Genet Epidemiol. 2015 Jul;39(5):357-65. doi: 10.1002/gepi.21900. Epub 2015 Apr 10.
Twin data are commonly used for studying complex psychiatric disorders, and mixed effects models are one of the most popular tools for modeling dependence structures between twin pairs. However, for eQTL (expression quantitative trait loci) data where associations between thousands of transcripts and millions of single nucleotide polymorphisms need to be tested, mixed effects models are computationally inefficient and often impractical. In this paper, we propose a fast eQTL analysis approach for twin eQTL data where we randomly split twin pairs into two groups, so that within each group the samples are unrelated, and we then apply a multiple linear regression analysis separately to each group. A score statistic that automatically adjusts the (hidden) correlation between the two groups is constructed for combining the results from the two groups. The proposed method has well-controlled type I error. Compared to mixed effects models, the proposed method has similar power but drastically improved computational efficiency. We demonstrate the computational advantage of the proposed method via extensive simulations. The proposed method is also applied to a large twin eQTL data from the Netherlands Twin Register.

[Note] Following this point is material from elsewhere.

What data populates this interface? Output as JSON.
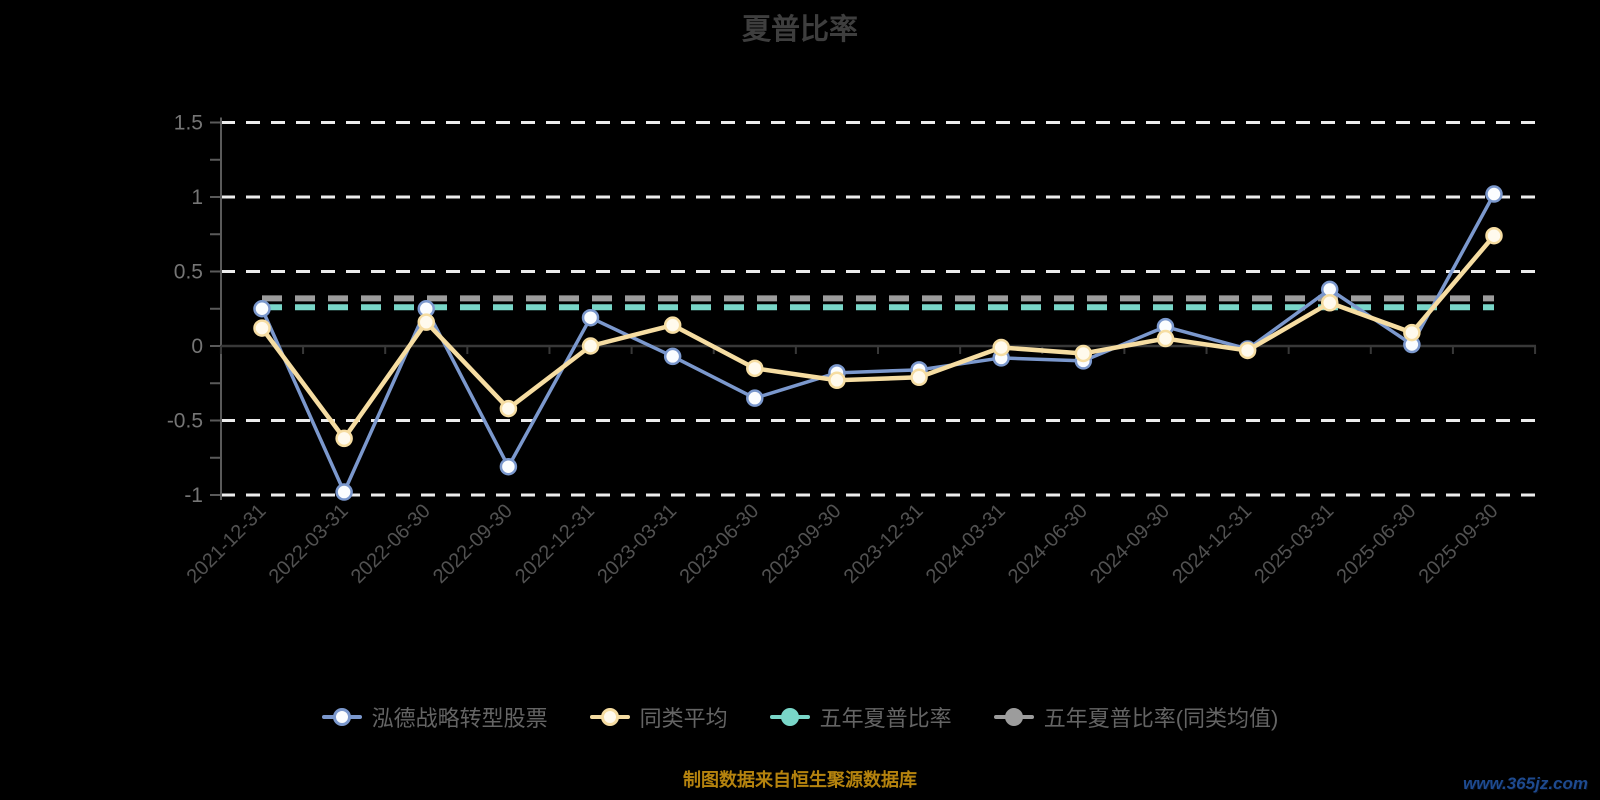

双胞胎数据常用于研究复杂的精神疾病,混合效应模型是模拟双胞胎对之间依赖结构最常用的工具之一。然而,对于需要测试数千个转录本与数百万个单核苷酸多态性之间关联的eQTL(表达数量性状位点)数据,混合效应模型在计算上效率低下,且往往不切实际。在本文中,我们提出了一种用于双胞胎eQTL数据的快速eQTL分析方法,即我们将双胞胎对随机分成两组,使得每组内的样本不相关,然后分别对每组应用多元线性回归分析。构建了一个自动调整两组之间(隐藏)相关性的得分统计量,用于合并两组的结果。所提出的方法具有良好控制的I型错误。与混合效应模型相比,所提出的方法具有相似的功效,但计算效率大幅提高。我们通过广泛的模拟证明了所提出方法的计算优势。所提出的方法也应用于来自荷兰双胞胎登记处的大型双胞胎eQTL数据。